Les effets toxiques résultent de l’inhalation d’une substance chimique toxique (chlore, ammoniac, phosgène, etc) suite, par exemple, à une fuite sur une installation ou à la combustion de produits dégageant des fumées toxiques. Ils peuvent être à l’origine d’un œdème pulmonaire ou atteindre le système nerveux.
Dans les communes concernées, les habitants reçoivent toutes les cinq années une campagne PPI (Plan Particulier d’Intervention) financée par les industriels, qui explique la nature du risque, les consignes à suivre et les équipements disponibles.
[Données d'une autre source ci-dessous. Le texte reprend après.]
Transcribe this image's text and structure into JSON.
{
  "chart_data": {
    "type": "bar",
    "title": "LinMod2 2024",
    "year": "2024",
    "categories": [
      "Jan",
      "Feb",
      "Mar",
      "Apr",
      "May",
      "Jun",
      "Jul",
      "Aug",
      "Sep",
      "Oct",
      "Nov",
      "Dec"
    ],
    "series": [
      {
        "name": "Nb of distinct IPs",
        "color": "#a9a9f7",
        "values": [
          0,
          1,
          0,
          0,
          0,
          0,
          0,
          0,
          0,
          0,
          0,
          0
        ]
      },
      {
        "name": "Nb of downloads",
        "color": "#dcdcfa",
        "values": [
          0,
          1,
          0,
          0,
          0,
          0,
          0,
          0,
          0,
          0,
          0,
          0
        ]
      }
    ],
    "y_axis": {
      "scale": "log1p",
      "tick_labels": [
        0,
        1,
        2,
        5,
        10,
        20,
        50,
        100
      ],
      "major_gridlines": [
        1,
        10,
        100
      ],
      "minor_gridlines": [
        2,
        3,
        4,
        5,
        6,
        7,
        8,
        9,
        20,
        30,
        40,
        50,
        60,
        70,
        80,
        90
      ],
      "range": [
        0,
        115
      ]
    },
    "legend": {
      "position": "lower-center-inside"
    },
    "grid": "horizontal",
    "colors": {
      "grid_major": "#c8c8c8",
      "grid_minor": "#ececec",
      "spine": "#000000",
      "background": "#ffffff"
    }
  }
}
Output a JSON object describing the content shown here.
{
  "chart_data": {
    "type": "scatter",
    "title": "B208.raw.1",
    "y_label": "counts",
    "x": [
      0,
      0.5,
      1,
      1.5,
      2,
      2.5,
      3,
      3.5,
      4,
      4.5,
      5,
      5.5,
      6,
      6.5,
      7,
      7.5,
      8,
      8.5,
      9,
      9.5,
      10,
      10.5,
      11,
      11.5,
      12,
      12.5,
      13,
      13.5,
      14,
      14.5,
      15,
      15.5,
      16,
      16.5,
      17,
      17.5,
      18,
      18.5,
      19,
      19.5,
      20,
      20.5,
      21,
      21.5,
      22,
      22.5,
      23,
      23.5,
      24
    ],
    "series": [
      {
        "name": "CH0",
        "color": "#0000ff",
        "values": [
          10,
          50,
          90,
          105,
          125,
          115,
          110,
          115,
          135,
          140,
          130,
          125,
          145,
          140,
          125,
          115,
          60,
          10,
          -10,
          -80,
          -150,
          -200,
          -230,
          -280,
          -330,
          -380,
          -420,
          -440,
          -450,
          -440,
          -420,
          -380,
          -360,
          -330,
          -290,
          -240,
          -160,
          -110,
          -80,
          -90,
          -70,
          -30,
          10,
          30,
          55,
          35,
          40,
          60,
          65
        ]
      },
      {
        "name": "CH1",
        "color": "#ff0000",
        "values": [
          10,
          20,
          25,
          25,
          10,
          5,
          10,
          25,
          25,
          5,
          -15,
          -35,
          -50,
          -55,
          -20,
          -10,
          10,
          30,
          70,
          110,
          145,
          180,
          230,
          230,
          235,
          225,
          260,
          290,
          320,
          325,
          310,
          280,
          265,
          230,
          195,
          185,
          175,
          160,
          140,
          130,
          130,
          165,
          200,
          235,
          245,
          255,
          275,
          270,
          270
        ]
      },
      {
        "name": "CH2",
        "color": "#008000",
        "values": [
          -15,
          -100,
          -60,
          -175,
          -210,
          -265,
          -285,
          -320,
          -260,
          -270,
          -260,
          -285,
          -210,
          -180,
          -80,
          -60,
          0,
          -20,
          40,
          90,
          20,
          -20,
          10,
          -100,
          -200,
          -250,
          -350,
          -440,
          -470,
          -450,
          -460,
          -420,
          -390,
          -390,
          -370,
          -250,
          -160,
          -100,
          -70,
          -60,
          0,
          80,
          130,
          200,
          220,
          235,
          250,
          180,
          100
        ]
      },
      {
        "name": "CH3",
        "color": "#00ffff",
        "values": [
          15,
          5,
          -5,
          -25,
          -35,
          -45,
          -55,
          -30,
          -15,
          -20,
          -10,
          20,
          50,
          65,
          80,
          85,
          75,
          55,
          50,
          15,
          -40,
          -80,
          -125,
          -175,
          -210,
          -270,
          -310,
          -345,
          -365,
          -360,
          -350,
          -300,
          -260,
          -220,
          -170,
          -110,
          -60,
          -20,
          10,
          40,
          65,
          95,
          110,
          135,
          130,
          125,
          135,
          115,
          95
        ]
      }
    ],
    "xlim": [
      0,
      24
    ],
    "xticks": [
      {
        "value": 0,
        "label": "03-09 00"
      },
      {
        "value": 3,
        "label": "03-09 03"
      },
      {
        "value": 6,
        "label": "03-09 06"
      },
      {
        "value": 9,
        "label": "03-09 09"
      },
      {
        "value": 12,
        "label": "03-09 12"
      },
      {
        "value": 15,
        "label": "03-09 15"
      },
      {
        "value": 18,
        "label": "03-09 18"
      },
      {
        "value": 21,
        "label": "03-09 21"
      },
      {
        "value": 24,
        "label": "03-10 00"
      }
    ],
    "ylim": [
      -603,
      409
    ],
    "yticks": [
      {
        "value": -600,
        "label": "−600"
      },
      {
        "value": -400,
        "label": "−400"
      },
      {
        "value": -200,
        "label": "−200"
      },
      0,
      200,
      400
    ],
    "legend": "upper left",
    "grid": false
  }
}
Dans le département du Rhône, une trentaine d’entreprises sont classées Seveso « seuil haut » réparties sur des communes comme Feyzin, Saint‑Fons, Givors, Genay ou Chassieu, ce qui structure la culture locale de gestion du risque industriel autour de ces territoires industriels sensibles.
En cas d’accident industriel, le préfet déclenche un Plan Particulier d’Intervention (PPI), complété par les Plans d’Opérations Internes (POI) des entreprises de Feyzin, Givors ou Genay pour organiser les secours et la gestion de crise locale.
Depuis 1987, les citoyens ont droit à l'information sur les risques majeurs auxquels ils sont soumis sur leur lieu de travail et dans leur lieu de résidence.
La Métropole de Lyon accompagne les propriétaires riverains des zones industrialisées comme Saint‑Genis‑Laval ou Meyzieu via le dispositif Sécuréno’v, qui propose diagnostics de logement, préconisations de travaux et aides financières pour la protection anti‑explosion ou contre le relargage toxique.
Un accident industriel majeur peut altérer l’outil économique d’une zone. Les entreprises, les réseaux d’eaux, téléphonique et électrique, les routes ou voies de chemin de fer voisines du lieu de l’accident peuvent être détruits ou gravement endommagés.